Even if the Court were to find that an attorney-client relationship existed between Gutfleisch and the recipients of the e-mail, the way in which the e-mail was written in any event undermines any argument that a privileged communication was made with the expectation that it be kept confidential. Although the e-mail did request that the recipients “not begin any communication to employees prior to receiving specific details on December 11” (see Defendant’s 3/3/09 Letter, at Ex. A2), the e-mail did not flag that any of its contents, in particular, were privileged and should not be communicated. Further, the December 11 follow-up memorandum (which, as stated above, was sent out by corporate HR) was plainly intended to provide guidance as to how to communicate with the employees whose positions had been reclassified; nothing therein identified any particular information that was supposed to be held back and not conveyed. (Defendant’s 4/1/09 Letter, at attached exhibit).

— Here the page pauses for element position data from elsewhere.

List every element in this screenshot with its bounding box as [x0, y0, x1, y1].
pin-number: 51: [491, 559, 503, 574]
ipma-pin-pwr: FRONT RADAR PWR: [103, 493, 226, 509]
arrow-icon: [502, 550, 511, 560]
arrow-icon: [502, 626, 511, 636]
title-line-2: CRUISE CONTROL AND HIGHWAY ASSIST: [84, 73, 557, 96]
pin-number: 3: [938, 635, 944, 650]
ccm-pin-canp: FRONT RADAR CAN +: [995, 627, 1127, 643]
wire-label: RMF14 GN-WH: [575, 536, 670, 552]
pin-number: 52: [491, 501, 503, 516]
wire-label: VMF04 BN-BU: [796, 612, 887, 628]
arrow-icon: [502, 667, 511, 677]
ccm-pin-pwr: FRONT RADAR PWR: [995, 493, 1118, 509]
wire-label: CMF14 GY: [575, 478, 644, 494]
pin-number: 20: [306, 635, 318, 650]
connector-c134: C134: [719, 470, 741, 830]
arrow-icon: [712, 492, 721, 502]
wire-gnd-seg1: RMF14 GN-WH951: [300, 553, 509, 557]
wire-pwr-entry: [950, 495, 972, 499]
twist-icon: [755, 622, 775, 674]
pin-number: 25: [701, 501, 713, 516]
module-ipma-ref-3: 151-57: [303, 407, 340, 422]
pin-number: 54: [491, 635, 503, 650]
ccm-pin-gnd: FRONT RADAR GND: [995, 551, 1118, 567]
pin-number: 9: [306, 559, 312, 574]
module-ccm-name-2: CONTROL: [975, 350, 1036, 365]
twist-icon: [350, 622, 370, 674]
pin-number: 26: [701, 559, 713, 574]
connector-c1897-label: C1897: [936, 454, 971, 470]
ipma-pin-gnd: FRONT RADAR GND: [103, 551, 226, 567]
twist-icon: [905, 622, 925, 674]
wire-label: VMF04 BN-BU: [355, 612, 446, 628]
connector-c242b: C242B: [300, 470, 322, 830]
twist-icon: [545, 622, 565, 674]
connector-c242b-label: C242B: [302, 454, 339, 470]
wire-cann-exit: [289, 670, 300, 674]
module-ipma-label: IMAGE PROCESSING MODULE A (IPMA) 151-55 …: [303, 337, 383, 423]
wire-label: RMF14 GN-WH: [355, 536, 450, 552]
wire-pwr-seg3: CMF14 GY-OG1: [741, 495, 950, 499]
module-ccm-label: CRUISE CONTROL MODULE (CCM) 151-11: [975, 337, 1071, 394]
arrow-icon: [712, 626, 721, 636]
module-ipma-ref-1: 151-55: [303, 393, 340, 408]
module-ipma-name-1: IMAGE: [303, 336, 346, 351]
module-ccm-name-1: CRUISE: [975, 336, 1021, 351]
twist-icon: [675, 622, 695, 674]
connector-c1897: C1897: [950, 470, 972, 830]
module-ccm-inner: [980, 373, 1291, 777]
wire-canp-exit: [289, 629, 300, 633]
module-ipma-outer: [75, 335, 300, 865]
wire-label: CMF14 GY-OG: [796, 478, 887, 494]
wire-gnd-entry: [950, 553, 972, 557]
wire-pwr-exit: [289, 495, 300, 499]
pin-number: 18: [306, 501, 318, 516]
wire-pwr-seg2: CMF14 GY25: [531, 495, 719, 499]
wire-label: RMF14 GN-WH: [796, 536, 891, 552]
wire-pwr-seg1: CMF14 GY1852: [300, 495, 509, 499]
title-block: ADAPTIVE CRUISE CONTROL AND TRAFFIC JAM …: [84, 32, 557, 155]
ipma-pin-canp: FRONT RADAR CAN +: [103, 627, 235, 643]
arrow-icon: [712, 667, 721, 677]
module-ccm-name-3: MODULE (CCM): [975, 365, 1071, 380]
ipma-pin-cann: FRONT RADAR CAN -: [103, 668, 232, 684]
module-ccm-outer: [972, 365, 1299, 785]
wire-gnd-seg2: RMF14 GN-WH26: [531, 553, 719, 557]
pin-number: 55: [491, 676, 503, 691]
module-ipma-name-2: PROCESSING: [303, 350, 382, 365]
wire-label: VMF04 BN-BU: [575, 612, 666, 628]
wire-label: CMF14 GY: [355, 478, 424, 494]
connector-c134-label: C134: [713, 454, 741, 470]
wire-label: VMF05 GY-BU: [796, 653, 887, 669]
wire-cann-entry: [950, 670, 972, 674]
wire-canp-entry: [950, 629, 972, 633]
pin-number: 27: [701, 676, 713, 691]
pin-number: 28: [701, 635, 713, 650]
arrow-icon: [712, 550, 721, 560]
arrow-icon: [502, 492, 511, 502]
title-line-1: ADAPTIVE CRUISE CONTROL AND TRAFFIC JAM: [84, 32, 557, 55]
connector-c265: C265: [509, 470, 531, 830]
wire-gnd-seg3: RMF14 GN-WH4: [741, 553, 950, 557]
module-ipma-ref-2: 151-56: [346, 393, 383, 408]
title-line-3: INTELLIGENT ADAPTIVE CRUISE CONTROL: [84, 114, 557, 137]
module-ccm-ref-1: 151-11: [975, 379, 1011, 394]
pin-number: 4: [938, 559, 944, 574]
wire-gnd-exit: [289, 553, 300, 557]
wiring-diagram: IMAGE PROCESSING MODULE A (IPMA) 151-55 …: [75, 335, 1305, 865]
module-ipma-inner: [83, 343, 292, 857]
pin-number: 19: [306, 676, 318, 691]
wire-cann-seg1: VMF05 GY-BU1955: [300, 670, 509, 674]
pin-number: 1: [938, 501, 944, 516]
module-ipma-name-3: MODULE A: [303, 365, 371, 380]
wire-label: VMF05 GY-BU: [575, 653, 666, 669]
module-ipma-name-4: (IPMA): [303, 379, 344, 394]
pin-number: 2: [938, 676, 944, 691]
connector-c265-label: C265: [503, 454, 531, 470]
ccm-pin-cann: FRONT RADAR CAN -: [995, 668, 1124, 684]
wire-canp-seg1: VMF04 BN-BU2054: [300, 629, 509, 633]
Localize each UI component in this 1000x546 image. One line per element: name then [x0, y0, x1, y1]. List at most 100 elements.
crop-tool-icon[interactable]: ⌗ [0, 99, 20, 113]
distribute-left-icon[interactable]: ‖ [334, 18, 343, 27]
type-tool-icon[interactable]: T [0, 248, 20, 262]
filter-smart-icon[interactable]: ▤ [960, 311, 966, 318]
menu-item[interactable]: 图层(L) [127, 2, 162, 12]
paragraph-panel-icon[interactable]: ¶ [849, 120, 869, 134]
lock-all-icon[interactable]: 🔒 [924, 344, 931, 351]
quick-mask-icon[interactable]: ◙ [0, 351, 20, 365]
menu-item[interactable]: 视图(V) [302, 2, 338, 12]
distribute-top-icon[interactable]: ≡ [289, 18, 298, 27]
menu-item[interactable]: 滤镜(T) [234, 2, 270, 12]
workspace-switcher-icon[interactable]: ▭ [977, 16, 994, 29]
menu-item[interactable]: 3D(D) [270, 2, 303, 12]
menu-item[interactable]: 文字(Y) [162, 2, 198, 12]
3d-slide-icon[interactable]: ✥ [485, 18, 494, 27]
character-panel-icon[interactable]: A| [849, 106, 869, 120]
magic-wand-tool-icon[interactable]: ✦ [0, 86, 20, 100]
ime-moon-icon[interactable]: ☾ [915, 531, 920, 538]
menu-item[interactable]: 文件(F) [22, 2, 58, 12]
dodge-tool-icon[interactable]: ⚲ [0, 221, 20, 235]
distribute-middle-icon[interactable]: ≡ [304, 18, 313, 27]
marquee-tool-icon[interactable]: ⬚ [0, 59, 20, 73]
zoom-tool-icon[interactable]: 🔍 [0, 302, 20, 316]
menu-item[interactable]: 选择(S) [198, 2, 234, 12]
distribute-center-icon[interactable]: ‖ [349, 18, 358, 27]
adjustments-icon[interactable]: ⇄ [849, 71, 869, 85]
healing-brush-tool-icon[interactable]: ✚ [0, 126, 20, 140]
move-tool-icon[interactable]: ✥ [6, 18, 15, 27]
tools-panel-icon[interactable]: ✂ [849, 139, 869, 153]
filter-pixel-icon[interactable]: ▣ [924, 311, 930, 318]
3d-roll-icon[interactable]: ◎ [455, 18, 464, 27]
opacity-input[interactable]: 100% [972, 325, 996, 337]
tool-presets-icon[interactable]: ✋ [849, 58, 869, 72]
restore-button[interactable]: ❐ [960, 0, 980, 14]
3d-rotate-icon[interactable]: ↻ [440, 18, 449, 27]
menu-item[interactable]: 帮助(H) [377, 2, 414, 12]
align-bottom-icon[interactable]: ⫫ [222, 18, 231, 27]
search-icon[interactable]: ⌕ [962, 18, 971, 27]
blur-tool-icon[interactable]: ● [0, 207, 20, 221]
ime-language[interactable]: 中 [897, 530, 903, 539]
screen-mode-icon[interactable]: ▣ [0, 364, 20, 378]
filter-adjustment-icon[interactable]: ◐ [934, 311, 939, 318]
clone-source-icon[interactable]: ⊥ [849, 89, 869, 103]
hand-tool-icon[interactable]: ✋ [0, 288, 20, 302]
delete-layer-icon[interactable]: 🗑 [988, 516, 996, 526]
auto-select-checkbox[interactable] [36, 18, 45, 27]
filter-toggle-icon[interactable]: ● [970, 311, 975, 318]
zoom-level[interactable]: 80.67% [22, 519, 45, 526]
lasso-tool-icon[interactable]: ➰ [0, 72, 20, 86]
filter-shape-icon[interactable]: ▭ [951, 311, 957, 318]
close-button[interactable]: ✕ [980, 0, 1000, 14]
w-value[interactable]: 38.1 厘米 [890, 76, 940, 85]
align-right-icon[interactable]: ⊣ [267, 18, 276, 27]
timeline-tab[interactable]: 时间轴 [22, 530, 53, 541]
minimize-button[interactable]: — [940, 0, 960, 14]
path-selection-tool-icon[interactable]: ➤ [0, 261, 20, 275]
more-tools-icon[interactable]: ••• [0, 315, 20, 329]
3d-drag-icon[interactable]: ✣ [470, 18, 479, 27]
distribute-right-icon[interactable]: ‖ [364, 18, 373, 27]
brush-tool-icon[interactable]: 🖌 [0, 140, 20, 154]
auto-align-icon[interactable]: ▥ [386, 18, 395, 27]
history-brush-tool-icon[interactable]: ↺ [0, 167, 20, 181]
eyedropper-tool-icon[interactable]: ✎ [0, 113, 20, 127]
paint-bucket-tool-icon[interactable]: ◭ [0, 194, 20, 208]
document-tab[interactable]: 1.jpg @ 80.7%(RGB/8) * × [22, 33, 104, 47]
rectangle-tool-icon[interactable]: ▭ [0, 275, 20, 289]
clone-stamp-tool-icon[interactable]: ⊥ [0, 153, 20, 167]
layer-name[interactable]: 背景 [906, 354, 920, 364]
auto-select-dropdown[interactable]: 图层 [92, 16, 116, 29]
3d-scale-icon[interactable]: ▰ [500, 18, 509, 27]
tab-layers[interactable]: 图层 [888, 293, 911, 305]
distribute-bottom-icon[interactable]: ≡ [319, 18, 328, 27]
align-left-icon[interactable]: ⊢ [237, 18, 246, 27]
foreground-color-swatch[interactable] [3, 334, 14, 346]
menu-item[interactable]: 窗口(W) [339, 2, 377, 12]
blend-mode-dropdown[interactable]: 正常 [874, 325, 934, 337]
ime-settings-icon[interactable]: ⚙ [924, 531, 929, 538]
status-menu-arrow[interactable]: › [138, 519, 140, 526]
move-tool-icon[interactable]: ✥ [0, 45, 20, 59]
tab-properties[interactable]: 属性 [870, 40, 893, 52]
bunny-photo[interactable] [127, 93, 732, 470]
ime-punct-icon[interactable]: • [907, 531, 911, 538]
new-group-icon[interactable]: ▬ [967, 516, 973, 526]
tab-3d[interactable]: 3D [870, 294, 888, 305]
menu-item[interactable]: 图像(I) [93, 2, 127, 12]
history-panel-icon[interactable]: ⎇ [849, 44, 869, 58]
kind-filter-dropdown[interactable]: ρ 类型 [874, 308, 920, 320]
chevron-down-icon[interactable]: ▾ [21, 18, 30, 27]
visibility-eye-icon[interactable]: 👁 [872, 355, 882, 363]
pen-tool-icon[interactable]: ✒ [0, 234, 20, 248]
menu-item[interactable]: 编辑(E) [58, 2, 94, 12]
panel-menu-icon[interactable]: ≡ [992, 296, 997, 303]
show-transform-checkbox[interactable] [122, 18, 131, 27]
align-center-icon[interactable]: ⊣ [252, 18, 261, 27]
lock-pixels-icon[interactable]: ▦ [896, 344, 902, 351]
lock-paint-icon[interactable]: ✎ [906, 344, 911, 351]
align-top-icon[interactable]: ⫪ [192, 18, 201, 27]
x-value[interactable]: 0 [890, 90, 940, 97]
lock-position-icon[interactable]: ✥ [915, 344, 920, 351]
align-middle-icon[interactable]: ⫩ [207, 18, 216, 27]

Thus, nothing about the original e-mail or its follow-up gave the recipients any indication that portions of the e-mail contained legal reasoning or legal advice that should be held in confidence.
Moreover, the fact that one or more of the affected employees actually obtained the e-mail in the course of their employment (see Declaration of Tapas Sarkar Regarding Letter Sent to Potential Class Members, dated Feb. 24, 2009 (“Sarkar Decl.”), at ¶¶ 2, 4-5, attached to Plaintiffs’ 2/24/09 Letter) bolsters the Court’s view that the recipients of the e-mail would not have been aware that it contained confidential legal advice.
At bottom, Defendant has not satisfied its burden of demonstrating that the recipients of the e-mail would have reasonably understood that its contents, or any specific portion of those contents, contained legal advice that was being communicated in confidence.”